23 Mayıs 2008 Cuma

Eskiden reklamcıların pipisi varmış.


Yatırmış kadını kaplan postu gibi yere, koymuş ayağını üstüne, kimsenin gıkı çıkmamış. Bir kadın da hır gür çıkarmamış. Yiyorsa şimdi yap böyle ilan, alnından öpeyim. Büyük bir olasılıkla hayatının geri kalanını Manisa’da tabela yazarak geçirirsin. Ya da bir grup kadın çıkar, bir sürü klişe cümlelerle, beyin ölümü yaşatır. Brüksel lahanası kıvamına gelirsin.
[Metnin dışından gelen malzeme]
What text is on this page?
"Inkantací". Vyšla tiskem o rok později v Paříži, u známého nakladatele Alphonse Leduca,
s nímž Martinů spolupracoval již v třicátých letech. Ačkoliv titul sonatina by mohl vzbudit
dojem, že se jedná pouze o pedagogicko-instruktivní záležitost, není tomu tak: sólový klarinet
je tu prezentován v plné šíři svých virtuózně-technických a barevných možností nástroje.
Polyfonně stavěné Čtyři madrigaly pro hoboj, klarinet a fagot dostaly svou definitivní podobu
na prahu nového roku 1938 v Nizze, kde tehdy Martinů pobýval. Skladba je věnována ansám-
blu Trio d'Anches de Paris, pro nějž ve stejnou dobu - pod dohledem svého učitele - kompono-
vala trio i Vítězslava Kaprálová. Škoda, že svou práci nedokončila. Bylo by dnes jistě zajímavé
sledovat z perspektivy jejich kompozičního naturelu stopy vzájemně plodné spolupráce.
Brüksel lahanası deyince aklıma Pelin Batu geldi. Normalde kendisi aklıma bu kadar kolay gelmez. Geçenlerde televizyonda gördüm, oradan şey etti. Pelin, ne kadar sıkıcı bir insansın... Güzelsin, hoşsun, hani iyi bir insana da benziyorsun ama ben çok sıkılıyorum senden. Erkek arkadaşın da çok sıkılıyor mu acaba? Ya baban?
İnal Batu şeker gibi adam, akıllı, karizmatik, onun da canını sıkıyor musun?

Programda Reşat Çalışlar vardı hemen yanında. Enteresan şeyler söyleyen birine benziyor. Biraz çabaladı, denedi ama olmadı, olamazdı. Kurt Vonnegut gelse, onu bile kitlersin yemin ediyorum. Zavallı Reşat, pantalon içine sokulmuş gömleği ve beyaz atletiyle, çok çaresiz görünüyordu. Aynı Eflatun’un Republic’de yazdığı gibi, New York sokaklarında kaybettin adamı, Pelin.

2 yorum:

Adsız dedi ki...

aynen. ben de başka bir röportajını “sevgilisi kesin bunun üstüne kusuyordur, bu ne be” diyerek izlemiştim.

Zeynep dedi ki...

yine böyle artistik ilan şeyleriyle pelin batu konusunu harcamışsın, gerekli ihtimamı göstermemişsin.

kendisine karşı içimde kaynayan duyguları nasıl sakinleştireceğim bilemiyorum.
-sıtatüs koğ- diyen dillerine asit dökmek istiyorum.